Yes, this march — assuming it does occur — will frustrate and annoy many Chicagoans. It risks alienating people. By design.
Participants will rally to demand safer, more hopeful communities on the South and West sides with better schools and more job opportunities. In essence, they’ll be marching in envy of the neighborhoods that will surround them as they proceed.
If they held their demonstration at, say, the quiet corner of South Laflin and 77th Street, who would notice? What’s more, protest organizers say they won’t coordinate with city officials to mitigate traffic headaches because they are demonstrating against Mayor Rahm Emanuel’s leadership. “Did Dr. King talk strategy with Bull Connor?” is how the Rev. Gregory Livingston put it, referring to the Alabama lawman who in the 1960s directed fire hoses and attack dogs on civil rights marchers in Birmingham.
We want the Chicago protesters to stay safe, and we don’t advocate that they break the law. We do hope their message gets a wider audience over an extended period of time — as in, during the unfolding campaigns for mayor and City Council.
If you made a list of the major challenges facing Chicago — the problems that hold the city back from being its best self — you’d have to include many of the issues protest organizers cite, including: gun violence and mistrust of police; lack of economic opportunity in impoverished neighborhoods; the need to improve Chicago Public Schools. Of course, the protest leaders put their spin on those topics, including calls for the resignation of Emanuel and police Superintendent Eddie Johnson.

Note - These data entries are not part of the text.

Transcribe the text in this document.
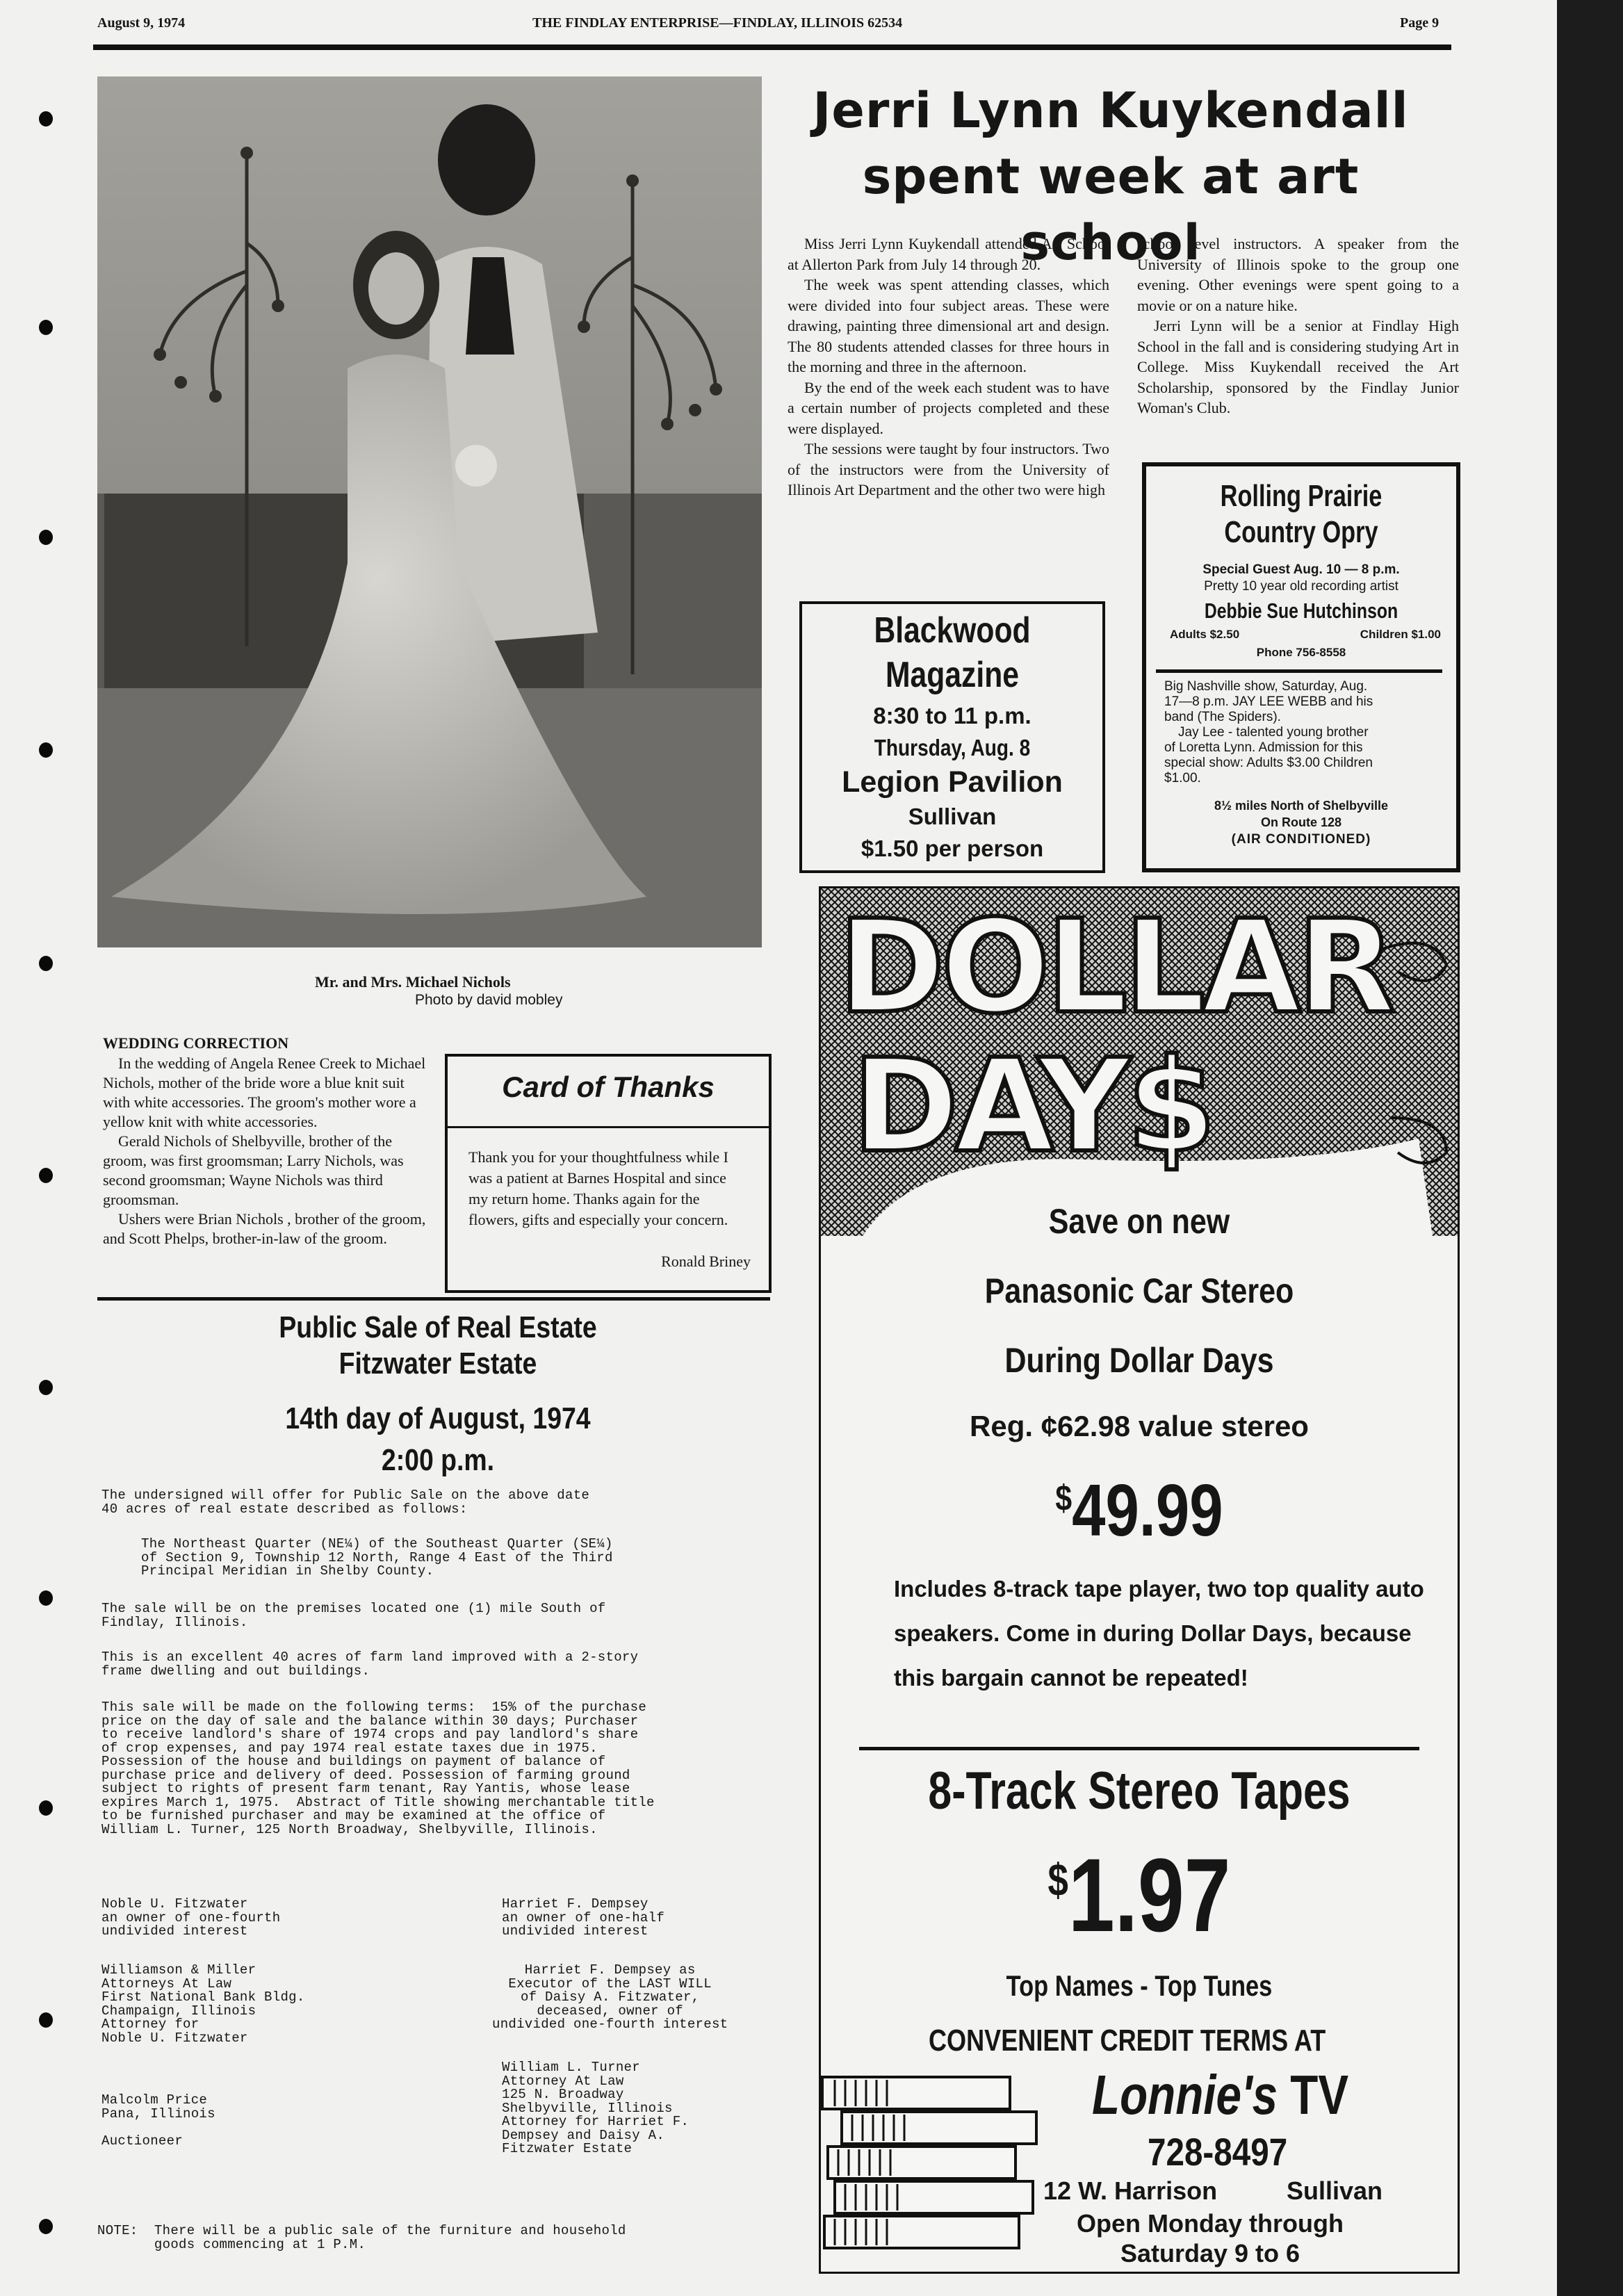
August 9, 1974	THE FINDLAY ENTERPRISE—FINDLAY, ILLINOIS 62534	Page 9
Mr. and Mrs. Michael Nichols
Photo by david mobley
Jerri Lynn Kuykendall
spent week at art school

Miss Jerri Lynn Kuykendall attended Art School at Allerton Park from July 14 through 20.

The week was spent attending classes, which were divided into four subject areas. These were drawing, painting three dimensional art and design. The 80 students attended classes for three hours in the morning and three in the afternoon.

By the end of the week each student was to have a certain number of projects completed and these were displayed.

The sessions were taught by four instructors. Two of the instructors were from the University of Illinois Art Department and the other two were high

school level instructors. A speaker from the University of Illinois spoke to the group one evening. Other evenings were spent going to a movie or on a nature hike.

Jerri Lynn will be a senior at Findlay High School in the fall and is considering studying Art in College. Miss Kuykendall received the Art Scholarship, sponsored by the Findlay Junior Woman's Club.

Blackwood
Magazine
8:30 to 11 p.m.
Thursday, Aug. 8
Legion Pavilion
Sullivan
$1.50 per person
Rolling Prairie
Country Opry
Special Guest Aug. 10 — 8 p.m.
Pretty 10 year old recording artist
Debbie Sue Hutchinson
Adults $2.50	Children $1.00
Phone 756-8558
Big Nashville show, Saturday, Aug.
17—8 p.m. JAY LEE WEBB and his
band (The Spiders).
Jay Lee - talented young brother
of Loretta Lynn. Admission for this
special show: Adults $3.00 Children
$1.00.
8½ miles North of Shelbyville
On Route 128
(AIR CONDITIONED)
WEDDING CORRECTION

In the wedding of Angela Renee Creek to Michael Nichols, mother of the bride wore a blue knit suit with white accessories. The groom's mother wore a yellow knit with white accessories.

Gerald Nichols of Shelbyville, brother of the groom, was first groomsman; Larry Nichols, was second groomsman; Wayne Nichols was third groomsman.

Ushers were Brian Nichols , brother of the groom, and Scott Phelps, brother-in-law of the groom.

Card of Thanks
Thank you for your thoughtfulness while I was a patient at Barnes Hospital and since my return home. Thanks again for the flowers, gifts and especially your concern.
Ronald Briney
Public Sale of Real Estate
Fitzwater Estate
14th day of August, 1974
2:00 p.m.
The undersigned will offer for Public Sale on the above date
40 acres of real estate described as follows:
The Northeast Quarter (NE¼) of the Southeast Quarter (SE¼)
of Section 9, Township 12 North, Range 4 East of the Third
Principal Meridian in Shelby County.
The sale will be on the premises located one (1) mile South of
Findlay, Illinois.
This is an excellent 40 acres of farm land improved with a 2-story
frame dwelling and out buildings.
This sale will be made on the following terms:  15% of the purchase
price on the day of sale and the balance within 30 days; Purchaser
to receive landlord's share of 1974 crops and pay landlord's share
of crop expenses, and pay 1974 real estate taxes due in 1975.
Possession of the house and buildings on payment of balance of
purchase price and delivery of deed. Possession of farming ground
subject to rights of present farm tenant, Ray Yantis, whose lease
expires March 1, 1975.  Abstract of Title showing merchantable title
to be furnished purchaser and may be examined at the office of
William L. Turner, 125 North Broadway, Shelbyville, Illinois.
Noble U. Fitzwater
an owner of one-fourth
undivided interest
Williamson & Miller
Attorneys At Law
First National Bank Bldg.
Champaign, Illinois
Attorney for
Noble U. Fitzwater
Malcolm Price
Pana, Illinois

Auctioneer
Harriet F. Dempsey
an owner of one-half
undivided interest
Harriet F. Dempsey as
Executor of the LAST WILL
of Daisy A. Fitzwater,
deceased, owner of
undivided one-fourth interest
William L. Turner
Attorney At Law
125 N. Broadway
Shelbyville, Illinois
Attorney for Harriet F.
Dempsey and Daisy A.
Fitzwater Estate
NOTE:  There will be a public sale of the furniture and household
goods commencing at 1 P.M.
DOLLAR
DAY$
Save on new
Panasonic Car Stereo
During Dollar Days
Reg. ¢62.98 value stereo
$49.99
Includes 8-track tape player, two top quality auto speakers. Come in during Dollar Days, because this bargain cannot be repeated!
8-Track Stereo Tapes
$1.97
Top Names - Top Tunes
CONVENIENT CREDIT TERMS AT
Lonnie's TV
728-8497
12 W. Harrison	Sullivan
Open Monday through
Saturday 9 to 6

But what we’re looking at here is an example of community members pressing City Hall for results. And whaddya know, Chicagoans will go to the polls on Feb. 26 in city elections. Imagine the implications across this city if more and more citizens demand action on chronic crises on which many candidates don’t have much to say.
Chicago needs more voices impatient with gun violence, mediocre schools and economic disparities between communities. Chicago also needs residents from all neighborhoods to help hold the city to its promise to reform policing, and then get involved in the fight against crime by supporting cops on the beat.
The more Chicagoans engage and push for positive changes, the more this next election becomes a referendum on ways to make Chicago a more successful, livable city for all residents. We count 10 challengers who want to defeat Emanuel. Every City Council seat will be up for election.
We’ve been writing about the reluctance of many candidates to speak about much more than their pet issues. We want all the candidates to bring their A-games, with ideas to reduce shootings and homicides, revitalize struggling neighborhoods, improve the city’s financial condition, continue the turnaround of CPS. Then voters will decide.
Chicagoans can wait and hope for the best — or they can demand better. That quest for solutions is what elections are about. It’s also the message of Thursday’s protest.